Les places financières européennes évoluent ce mardi sur fond d'espoirs d'avancées dans le dossier commercial opposant la Chine aux Etats-Unis.

"Les marchés prennent peu de risques en attendant d'en savoir plus sur les discussions commerciales entre les Etats-Unis et la Chine", qui vont reprendre en fin de semaine, souligne Neil Wilson, analyste chez Markets.com.

"Les chances d'un vaste accord sont nulles mais il y a un certain optimisme sur le fait que quelque chose peut aboutir sur une échelle plus réduite", ajoute-t-il.

Le conflit commercial entre Pékin et Washington est l'une des principales épines dans le pied des marchés depuis des mois, d'autant qu'il menace de peser sur la croissance mondiale.

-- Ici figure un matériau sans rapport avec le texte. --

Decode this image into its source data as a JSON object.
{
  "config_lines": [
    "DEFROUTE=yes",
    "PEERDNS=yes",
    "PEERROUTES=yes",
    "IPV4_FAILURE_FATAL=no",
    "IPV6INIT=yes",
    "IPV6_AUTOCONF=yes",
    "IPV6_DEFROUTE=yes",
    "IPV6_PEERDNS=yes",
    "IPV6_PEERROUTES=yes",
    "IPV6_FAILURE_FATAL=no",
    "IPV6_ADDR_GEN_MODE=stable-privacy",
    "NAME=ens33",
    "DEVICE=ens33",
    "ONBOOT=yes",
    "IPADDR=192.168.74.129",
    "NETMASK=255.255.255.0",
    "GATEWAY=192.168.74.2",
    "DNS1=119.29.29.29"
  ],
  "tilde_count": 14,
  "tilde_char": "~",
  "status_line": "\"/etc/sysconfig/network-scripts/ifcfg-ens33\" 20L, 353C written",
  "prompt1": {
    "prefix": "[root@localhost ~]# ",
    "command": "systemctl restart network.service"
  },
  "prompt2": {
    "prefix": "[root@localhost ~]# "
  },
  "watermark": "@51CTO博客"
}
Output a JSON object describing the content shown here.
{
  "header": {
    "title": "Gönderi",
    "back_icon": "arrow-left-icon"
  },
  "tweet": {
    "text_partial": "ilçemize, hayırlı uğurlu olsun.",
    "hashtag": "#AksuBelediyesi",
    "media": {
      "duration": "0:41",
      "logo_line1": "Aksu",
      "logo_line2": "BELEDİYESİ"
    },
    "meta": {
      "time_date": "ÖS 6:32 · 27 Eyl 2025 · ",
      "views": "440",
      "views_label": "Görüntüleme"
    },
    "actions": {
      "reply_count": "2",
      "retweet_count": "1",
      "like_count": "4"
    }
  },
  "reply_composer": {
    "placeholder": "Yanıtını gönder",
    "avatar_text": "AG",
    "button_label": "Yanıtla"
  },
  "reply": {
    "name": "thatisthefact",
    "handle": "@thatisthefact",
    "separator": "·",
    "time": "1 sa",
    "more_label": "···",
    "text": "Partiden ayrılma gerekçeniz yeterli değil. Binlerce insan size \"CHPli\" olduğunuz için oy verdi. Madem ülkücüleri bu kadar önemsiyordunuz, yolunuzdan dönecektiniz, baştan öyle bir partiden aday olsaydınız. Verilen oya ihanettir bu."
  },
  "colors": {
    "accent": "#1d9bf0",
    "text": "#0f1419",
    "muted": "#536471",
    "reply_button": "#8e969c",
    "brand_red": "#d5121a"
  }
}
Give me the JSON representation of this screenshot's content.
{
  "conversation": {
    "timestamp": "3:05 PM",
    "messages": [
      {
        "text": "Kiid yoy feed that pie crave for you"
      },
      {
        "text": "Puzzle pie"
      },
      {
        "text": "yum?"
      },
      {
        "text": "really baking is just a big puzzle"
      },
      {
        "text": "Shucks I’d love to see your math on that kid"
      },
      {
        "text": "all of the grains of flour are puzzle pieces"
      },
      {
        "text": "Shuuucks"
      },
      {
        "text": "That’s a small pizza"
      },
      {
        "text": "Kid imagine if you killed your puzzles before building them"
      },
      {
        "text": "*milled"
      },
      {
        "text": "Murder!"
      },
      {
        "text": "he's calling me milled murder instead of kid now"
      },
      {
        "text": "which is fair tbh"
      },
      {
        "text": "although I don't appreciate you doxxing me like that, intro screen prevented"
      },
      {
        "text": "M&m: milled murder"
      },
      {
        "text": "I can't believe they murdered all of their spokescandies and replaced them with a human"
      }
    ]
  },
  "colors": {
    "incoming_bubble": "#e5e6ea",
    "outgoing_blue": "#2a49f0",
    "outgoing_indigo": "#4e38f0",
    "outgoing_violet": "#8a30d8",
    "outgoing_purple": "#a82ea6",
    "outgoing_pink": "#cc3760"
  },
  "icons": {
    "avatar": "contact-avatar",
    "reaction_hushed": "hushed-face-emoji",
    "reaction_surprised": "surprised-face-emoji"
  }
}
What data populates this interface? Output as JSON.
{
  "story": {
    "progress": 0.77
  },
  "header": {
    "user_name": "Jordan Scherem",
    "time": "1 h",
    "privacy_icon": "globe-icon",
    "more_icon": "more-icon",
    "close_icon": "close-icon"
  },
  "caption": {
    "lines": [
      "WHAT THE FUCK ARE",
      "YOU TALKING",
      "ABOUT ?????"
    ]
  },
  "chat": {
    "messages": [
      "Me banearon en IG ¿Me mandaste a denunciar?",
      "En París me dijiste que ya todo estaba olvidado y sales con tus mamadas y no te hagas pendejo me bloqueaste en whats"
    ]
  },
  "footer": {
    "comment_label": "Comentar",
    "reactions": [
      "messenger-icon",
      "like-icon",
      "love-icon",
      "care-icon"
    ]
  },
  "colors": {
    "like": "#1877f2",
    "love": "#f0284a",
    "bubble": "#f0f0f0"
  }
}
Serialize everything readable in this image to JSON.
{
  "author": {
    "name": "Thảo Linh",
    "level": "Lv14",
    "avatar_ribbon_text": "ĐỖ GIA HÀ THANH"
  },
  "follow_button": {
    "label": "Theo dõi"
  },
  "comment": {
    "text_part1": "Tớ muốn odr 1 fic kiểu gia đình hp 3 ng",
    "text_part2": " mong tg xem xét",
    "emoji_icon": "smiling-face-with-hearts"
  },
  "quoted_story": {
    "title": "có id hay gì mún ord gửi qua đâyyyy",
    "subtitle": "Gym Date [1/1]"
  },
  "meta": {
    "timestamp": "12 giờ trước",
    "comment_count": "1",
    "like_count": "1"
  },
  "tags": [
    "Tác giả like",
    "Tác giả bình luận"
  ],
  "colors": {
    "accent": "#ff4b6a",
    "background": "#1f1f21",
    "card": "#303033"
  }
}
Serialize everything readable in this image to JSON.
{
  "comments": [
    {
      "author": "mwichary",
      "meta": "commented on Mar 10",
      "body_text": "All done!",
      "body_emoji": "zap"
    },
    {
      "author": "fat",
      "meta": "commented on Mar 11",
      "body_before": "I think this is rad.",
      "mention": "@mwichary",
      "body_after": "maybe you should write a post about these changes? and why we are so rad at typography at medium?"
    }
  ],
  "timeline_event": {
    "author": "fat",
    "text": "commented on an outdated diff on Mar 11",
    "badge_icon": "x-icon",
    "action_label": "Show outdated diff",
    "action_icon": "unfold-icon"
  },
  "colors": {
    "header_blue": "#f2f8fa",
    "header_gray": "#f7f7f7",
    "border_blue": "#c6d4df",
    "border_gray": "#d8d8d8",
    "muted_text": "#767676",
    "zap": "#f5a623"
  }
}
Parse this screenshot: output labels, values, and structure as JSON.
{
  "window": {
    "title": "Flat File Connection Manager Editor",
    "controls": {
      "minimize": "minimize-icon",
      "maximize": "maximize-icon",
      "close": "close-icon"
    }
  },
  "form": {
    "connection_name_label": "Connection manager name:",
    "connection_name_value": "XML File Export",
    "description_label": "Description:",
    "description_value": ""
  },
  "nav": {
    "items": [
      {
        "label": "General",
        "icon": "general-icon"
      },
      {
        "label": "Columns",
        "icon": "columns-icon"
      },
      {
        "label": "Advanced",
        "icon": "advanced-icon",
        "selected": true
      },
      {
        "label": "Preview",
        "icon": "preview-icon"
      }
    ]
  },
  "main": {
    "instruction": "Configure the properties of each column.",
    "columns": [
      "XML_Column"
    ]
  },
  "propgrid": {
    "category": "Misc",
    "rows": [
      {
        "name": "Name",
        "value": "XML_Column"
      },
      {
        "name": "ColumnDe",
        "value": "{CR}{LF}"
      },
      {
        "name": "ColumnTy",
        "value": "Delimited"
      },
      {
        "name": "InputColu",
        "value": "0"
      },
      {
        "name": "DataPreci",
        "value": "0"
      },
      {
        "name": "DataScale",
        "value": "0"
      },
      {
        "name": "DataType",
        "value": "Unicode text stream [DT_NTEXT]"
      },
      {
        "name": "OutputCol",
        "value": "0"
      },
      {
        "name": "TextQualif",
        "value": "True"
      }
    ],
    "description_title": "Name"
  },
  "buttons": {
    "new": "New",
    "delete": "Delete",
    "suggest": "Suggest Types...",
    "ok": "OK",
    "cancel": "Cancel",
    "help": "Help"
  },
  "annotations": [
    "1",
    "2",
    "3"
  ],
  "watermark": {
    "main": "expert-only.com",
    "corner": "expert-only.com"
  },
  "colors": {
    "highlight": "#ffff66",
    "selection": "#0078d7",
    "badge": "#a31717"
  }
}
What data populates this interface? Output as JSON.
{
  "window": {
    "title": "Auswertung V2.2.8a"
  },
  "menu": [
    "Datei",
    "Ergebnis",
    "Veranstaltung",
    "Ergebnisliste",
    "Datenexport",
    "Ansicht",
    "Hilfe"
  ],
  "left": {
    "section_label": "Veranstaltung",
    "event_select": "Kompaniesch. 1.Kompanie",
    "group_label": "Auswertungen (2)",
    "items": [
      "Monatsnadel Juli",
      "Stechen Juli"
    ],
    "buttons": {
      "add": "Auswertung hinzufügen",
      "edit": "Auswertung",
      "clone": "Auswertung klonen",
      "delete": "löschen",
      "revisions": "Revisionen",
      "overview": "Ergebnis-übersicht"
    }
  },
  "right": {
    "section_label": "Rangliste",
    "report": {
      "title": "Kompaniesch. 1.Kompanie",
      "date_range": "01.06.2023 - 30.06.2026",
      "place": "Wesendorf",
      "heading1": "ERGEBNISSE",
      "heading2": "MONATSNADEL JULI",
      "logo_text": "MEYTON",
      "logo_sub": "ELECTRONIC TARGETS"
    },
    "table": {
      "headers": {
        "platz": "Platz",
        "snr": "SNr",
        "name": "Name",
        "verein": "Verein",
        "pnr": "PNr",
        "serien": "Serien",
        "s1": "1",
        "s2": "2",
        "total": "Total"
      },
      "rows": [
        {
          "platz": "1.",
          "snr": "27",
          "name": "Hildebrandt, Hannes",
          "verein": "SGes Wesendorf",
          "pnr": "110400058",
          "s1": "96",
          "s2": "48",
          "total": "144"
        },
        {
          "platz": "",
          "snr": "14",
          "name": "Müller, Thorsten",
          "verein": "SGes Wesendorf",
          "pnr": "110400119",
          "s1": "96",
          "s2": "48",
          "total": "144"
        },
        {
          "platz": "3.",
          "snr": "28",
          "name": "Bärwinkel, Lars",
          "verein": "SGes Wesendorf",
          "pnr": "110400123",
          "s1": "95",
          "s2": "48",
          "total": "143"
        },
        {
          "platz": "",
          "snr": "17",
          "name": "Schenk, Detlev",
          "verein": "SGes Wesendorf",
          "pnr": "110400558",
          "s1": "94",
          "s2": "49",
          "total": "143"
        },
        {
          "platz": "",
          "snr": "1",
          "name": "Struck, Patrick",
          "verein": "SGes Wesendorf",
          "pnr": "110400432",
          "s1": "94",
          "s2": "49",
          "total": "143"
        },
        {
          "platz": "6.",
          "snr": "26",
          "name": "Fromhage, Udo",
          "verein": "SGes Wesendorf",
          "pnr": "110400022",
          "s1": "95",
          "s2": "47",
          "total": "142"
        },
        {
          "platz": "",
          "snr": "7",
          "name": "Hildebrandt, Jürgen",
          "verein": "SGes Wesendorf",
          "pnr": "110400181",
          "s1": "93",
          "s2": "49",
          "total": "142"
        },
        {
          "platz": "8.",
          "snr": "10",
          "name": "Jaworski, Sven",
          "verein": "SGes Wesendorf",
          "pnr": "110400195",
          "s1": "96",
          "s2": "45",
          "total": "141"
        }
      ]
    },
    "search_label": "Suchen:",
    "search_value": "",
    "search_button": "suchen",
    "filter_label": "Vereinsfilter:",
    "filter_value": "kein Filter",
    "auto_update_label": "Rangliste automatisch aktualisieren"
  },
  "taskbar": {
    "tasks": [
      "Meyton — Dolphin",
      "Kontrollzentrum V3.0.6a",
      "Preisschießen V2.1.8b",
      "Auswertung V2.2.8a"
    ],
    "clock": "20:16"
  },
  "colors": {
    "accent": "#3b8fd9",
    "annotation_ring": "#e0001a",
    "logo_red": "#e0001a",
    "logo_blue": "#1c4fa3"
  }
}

Les prochaines négociations pour tenter de sortir de l'impasse de la guerre commerciale se tiendront à partir de jeudi à Washington.

Alors que selon des médias les autorités chinoises ont considérablement réduit le champ des contentieux qu'elles sont disposées à aborder cette fois-ci, Donald Trump a annoncé lundi qu'il privilégiait un accord commercial global avec Pékin plutôt qu'un traité partiel.

Même si les investisseurs européens abordent plutôt positivement cette échéance, ils n'abandonnent pas toute prudence, car d'autres gros dossiers sont loin d'être résolus, à commencer par le Brexit.

Les discussions entre Européens et Britanniques à ce sujet ont repris lundi à Bruxelles, Londres tentant d'apporter des clarifications sur les points "problématiques" de son plan de sortie de l'UE.

Du côté des indicateurs, le déficit commercial de la France, dont les exportations ont cessé de progresser cette année, s'est dégradé sur un mois à 5 milliards d'euros.

La production industrielle allemande a progressé pour sa part de 0,3% sur un mois en août, un répit dans la série noire des indicateurs de la première économie de la zone euro.

La Chine a de son côté publié ses chiffres d'activité dans les services, qui ont connu en septembre leur rythme de progression le plus faible depuis sept mois, dans le contexte de guerre commerciale avec Washington.

Les investisseurs surveilleront également un discours de Jerome Powell lors d'une conférence de la Fed.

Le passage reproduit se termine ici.